Find Me Guilty
United States, 2006
U.S. Release Date:
R (Profanity, Violence, Sexual Situations)
Theatrical Aspect Ratio:
Vin Diesel, Linus Roache, Ron Silver, Peter Dinklage, Alex Rocco, Annabella Sciorra, Aleska Palladino
Sidney Lumet and T.J. Mancini & Robert J. McCrea
Vin Diesel as a Joisey mobster? As improbable as it might sound, Diesel offers a credible turn as Giacomo 'Jackie D' DiNorscio, one of about 20 members of the Lucchese crime family to go on trial for violation of the RICO (Racketeering Influenced and Corrupt Organization) Act. Despite being saddled with bad prosthetics and a ridiculous wig, Diesel displays more acting ability than in the testosterone-soaked genre where he has carved out a niche. Find Me Guilty requires him to do drama and comedy without the benefit of an action net, and his slip-ups are few and minor.

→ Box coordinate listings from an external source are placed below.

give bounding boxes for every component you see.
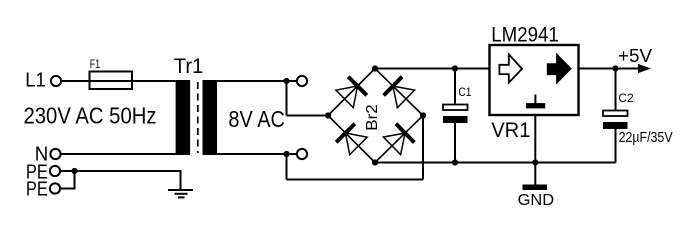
wire L1 to transformer xyxy=(62,80,176,82)
svg-text:VR1: VR1 xyxy=(491,118,530,142)
node bridge left xyxy=(325,112,331,118)
capacitor C2 xyxy=(603,69,673,163)
+5V output arrow xyxy=(618,46,652,73)
diode D3 bottom to left xyxy=(336,124,367,155)
diode D4 bottom to right xyxy=(383,124,414,155)
svg-text:L1: L1 xyxy=(25,70,46,92)
wire bridge edge right-bottom xyxy=(375,116,423,163)
junction secondary bottom xyxy=(283,151,289,157)
wire VR1 ground pin xyxy=(534,115,536,185)
svg-text:22µF/35V: 22µF/35V xyxy=(619,130,673,146)
terminal N xyxy=(35,143,61,165)
svg-text:Br2: Br2 xyxy=(364,104,381,131)
svg-text:LM2941: LM2941 xyxy=(491,24,559,47)
diode D2 right to top xyxy=(384,77,415,108)
earth ground xyxy=(168,190,193,197)
wire N to transformer xyxy=(61,153,175,155)
svg-text:+5V: +5V xyxy=(618,46,652,66)
node bridge top xyxy=(372,65,378,71)
wire bridge edge left-top xyxy=(328,69,375,116)
node bridge right xyxy=(420,112,426,118)
junction VR1 ground xyxy=(532,159,538,165)
wire VR1 output xyxy=(579,68,640,70)
terminal 8V AC top xyxy=(287,76,308,86)
wire PE bus to earth xyxy=(61,170,181,190)
fuse F1 xyxy=(90,57,133,89)
capacitor C1 xyxy=(443,69,472,163)
junction C1 bottom xyxy=(452,159,458,165)
wire secondary bottom xyxy=(217,116,423,180)
svg-text:C2: C2 xyxy=(618,91,634,105)
svg-text:GND: GND xyxy=(518,192,555,209)
terminal PE lower xyxy=(26,178,60,200)
wire positive rail xyxy=(375,68,490,70)
diode D1 left to top xyxy=(336,77,367,108)
junction PE xyxy=(71,168,77,174)
regulator VR1 LM2941 xyxy=(490,24,579,143)
svg-text:PE: PE xyxy=(26,178,48,200)
junction secondary top xyxy=(283,78,289,84)
svg-text:F1: F1 xyxy=(90,57,101,71)
ground GND xyxy=(518,185,555,210)
junction C1 top xyxy=(452,65,458,71)
svg-text:230V AC 50Hz: 230V AC 50Hz xyxy=(24,103,157,129)
terminal 8V AC bottom xyxy=(287,149,308,159)
junction C2 top xyxy=(612,65,618,71)
terminal PE upper xyxy=(26,162,60,184)
wire bridge edge bottom-left xyxy=(328,116,375,163)
transformer Tr1 xyxy=(174,55,217,155)
node bridge bottom xyxy=(372,159,378,165)
wire ground rail xyxy=(375,162,616,164)
svg-text:C1: C1 xyxy=(458,85,471,99)
wire bridge edge top-right xyxy=(375,69,423,116)
wire secondary top xyxy=(217,80,328,116)
svg-text:8V AC: 8V AC xyxy=(228,106,285,132)
svg-text:Tr1: Tr1 xyxy=(174,55,204,78)
terminal L1 xyxy=(25,70,61,92)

As director Sidney Lumet proved with The Verdict, he can be at home in the hallowed halls of justice, and Find Me Guilty is a courtroom procedural. There's some comedy mixed in - the real Jackie D's stint as his own lawyer often resembled a stand-up act - but this is basically what you would expect from a solidly made account of an infamous mob trial. Lumet and his co-screenwriters have culled large chunks of dialogue from the actual transcripts, disallowing the possibility of the film to venturing too far from the facts. But there's a crucial difference between Find Me Guilty and the traditional courtroom drama. Typically, this kind of story is about an guiltless man trying to prove his innocence. Here, it's about a guilty man trying to bamboozle a jury.
The trial takes place over a 21-month period between early 1987 and late 1988. Each mobster has his own lawyer except Jackie, who decided to defend himself - against the advice of the lead defense counsel, Ben Klandis (Peter Dinklage) and the judge (Ron Silver). Jackie D's lack of respectability earns him a $10,000 fine and the contempt of mob boss Nick Calabrese (Alex Rocco), but endears him to the jury. And, when circumstances demand it, he can turn serious. Jackie, who is serving a 30-year sentence for drug possession, refuses an offer from D.A. Sean Kierney (Linus Roache) to get out sooner in return for his testimony. For Jackie, nothing is worse than ratting on his family, and it's something he won't do, even when members of that "family" (like Nick) turn against him. (Jackie was released from prison on parole a few years ago, then died while this movie was in production.)
There are times when Find Me Guilty plays more like My Cousin Vinny than The Verdict. (Ironically, Diesel accepted the role after Joe Pesci turned it down) There's plenty of humor to be found here. Yet, at its heart, this is a drama, and the often light tone belies the dark currents churning beneath the straightforward plot. Find Me Guilty illustrates the collapse of the American judicial system, and those failings are fueled not by corruption or bribery, but by prosecutorial incompetence and defense guile. Compared to this, the O.J. Simpson trial, which would become compulsive viewing half a decade later, was a model of decorum.
The director has surrounded his big-name star with a stellar supporting cast. Dinklage, Silver, and Roache stand out, and each is given scenes in which they are allowed to display their acting chops. Craggy-faced Alex Rocco is perfect as the sour Nick Calabrese. It's not hard to understand why Rocco has been stereotyped into this kind of part. And Annabella Sciorra leaves an impression as Jackie's ex-wife, despite appearing in only one scene.
Lumet's approach to the subject is bare-bones. Roughly 75% of the scenes take place in the courtroom. Shots are composed in a straightforward manner and camera angles are basic. The film avoids over-editing and unnecessary close-ups. This is the best methodology the director could have employed, since it allows his talented cast and solid script to remain unencumbered by technical flourishes. Find Me Guilty is not the best work Lumet has done, but it's worthwhile viewing for anyone who likes gangsters, courtrooms, and what happens when the two are brought together.